La MSA épinglée pour ses dysfonctionnements

Les mutualisations d’activités entre les caisses limitrophes de la MSAO « n’ont pas produit tous les effets escomptés », « the quality of the service rendu à l’assuré s’est dégradée de manière transitoire », the mise en œuvre de l’aide au répit est “heterogene” ! Voici les constats cinglants que révèle un rapport publié le 4 mai 2022 par le CGAAER (Conseil général de l’alimentation, de l’agriculture et des espaces ruraux), bureau d’études du Ministry of Agriculture.

Celui-ci avait été missionné en juillet 2020, avec l’inspection general of social affairs (IGAS) et l’inspection general of finances (IGF), pour évaluer la convention d’objectifs et de gestion (COG) conclue entre l’État et la Caisse Centrale de la Mutualité social agricole (CCMSA).

Cette convention fixait plusieurs objectifs aux caisses de la MSA sur la période de 2016 to 2020, don’t l’un des principaux était de « conserver ou rendre aux caisses locales une taille critique pour leur permettre de maintenir un service rendu de qualité à l’assuré » alors que le régime de la Mutualité social agricole fait face à « un contexte de baisse d’activité liée au déclin démographique du régime agricole ».

Manque de pilotage de la Caisse Centrale

A l’échelle globale des gains de productivité on été réalisés, with the report estime qu’ils auraient pu « être maximisés par une méthode davantage cadree au level national ». En effet, il pointe « le faible pilotage de la caisse central » concernant les mutualisations qui ont été menées entre les caisses locales.

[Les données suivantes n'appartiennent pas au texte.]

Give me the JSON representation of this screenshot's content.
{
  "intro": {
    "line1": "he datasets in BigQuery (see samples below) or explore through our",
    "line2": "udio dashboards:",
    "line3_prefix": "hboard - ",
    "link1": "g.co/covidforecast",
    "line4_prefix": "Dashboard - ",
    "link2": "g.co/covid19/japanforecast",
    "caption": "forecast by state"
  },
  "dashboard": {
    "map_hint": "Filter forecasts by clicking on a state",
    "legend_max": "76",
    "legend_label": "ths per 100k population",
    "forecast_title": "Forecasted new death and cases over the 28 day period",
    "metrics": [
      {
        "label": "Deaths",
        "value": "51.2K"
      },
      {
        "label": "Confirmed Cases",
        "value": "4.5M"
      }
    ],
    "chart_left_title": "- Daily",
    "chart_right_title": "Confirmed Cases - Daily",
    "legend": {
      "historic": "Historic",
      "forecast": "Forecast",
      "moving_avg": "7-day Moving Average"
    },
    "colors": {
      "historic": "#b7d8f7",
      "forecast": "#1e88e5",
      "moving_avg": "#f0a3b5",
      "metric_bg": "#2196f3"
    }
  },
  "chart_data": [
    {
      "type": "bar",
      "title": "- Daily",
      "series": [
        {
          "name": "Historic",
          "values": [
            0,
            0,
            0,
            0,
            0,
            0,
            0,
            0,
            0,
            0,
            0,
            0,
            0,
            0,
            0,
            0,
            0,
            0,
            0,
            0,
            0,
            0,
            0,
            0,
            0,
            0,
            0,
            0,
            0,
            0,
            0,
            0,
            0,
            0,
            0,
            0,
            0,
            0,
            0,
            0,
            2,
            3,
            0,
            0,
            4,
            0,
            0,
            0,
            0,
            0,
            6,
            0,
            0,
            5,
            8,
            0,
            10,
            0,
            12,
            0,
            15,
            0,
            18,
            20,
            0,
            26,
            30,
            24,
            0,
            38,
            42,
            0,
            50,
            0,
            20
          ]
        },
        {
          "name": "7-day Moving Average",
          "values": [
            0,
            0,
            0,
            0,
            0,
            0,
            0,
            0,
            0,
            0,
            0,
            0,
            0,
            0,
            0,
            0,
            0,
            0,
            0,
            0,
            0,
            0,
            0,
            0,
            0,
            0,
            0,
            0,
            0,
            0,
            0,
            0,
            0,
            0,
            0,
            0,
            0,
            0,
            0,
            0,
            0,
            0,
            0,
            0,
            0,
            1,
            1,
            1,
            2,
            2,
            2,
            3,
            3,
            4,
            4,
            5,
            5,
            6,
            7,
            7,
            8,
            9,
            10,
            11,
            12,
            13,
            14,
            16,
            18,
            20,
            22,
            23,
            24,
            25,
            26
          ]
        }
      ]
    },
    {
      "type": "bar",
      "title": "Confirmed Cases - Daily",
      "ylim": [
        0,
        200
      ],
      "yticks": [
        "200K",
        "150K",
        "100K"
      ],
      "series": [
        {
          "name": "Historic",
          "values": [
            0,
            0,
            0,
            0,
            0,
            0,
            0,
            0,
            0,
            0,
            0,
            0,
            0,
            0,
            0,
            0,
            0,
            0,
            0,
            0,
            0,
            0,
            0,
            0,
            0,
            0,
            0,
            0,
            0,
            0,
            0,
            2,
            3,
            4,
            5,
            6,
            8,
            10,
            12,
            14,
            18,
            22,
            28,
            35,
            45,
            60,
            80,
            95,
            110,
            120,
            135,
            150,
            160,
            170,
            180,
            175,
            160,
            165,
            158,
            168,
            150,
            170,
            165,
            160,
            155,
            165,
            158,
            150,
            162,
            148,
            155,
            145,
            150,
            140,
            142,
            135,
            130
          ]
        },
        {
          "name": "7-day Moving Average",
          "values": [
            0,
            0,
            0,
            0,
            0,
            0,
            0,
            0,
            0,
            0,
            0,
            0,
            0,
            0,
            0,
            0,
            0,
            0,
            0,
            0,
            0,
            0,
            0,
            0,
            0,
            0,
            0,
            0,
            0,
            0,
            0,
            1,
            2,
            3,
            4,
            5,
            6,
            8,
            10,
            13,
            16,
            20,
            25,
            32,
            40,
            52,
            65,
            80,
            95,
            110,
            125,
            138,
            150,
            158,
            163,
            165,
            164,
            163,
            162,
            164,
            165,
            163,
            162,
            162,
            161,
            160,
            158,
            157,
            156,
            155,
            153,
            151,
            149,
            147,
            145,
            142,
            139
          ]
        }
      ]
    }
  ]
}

And plus the central sa caisse (CCMSA, basée à Bobigny), la MSA dispose de 35 caisses locales, souvent interdépartementales, 92 sites de production, 243 agences et 349 permanences locales, rappelle le rapport.

Les caisses régionales on fait le choix the « mutualisations partielles d’activités entre caisses limitrophes » qui n’ont abouti à aucune suppression the site. Leur critère de choix déterminant « apparaît être le maintien de l’activité de leurs différents sites, independamment de la recherche de gains d’efficience », estime le report.

Paiement tardif des prestations familiales et de retreats

The report dresse également le constat d’une dégradation « transitoire » de la qualité de service rendu à l’assuré, en private en 2017 and 2018, pour les prestations familiales et les retreats. Cela concerne principalement « une dégradation du traitement dans les délais des files de prestations ».

« La situation ne s’est rétablie qu’au début de 2020, seules 4 caisses étaient encore en zone d’alerte en matière de retraite et 9 pour les prestations familiales, contre 15 en décembre 2019 », détaille le document.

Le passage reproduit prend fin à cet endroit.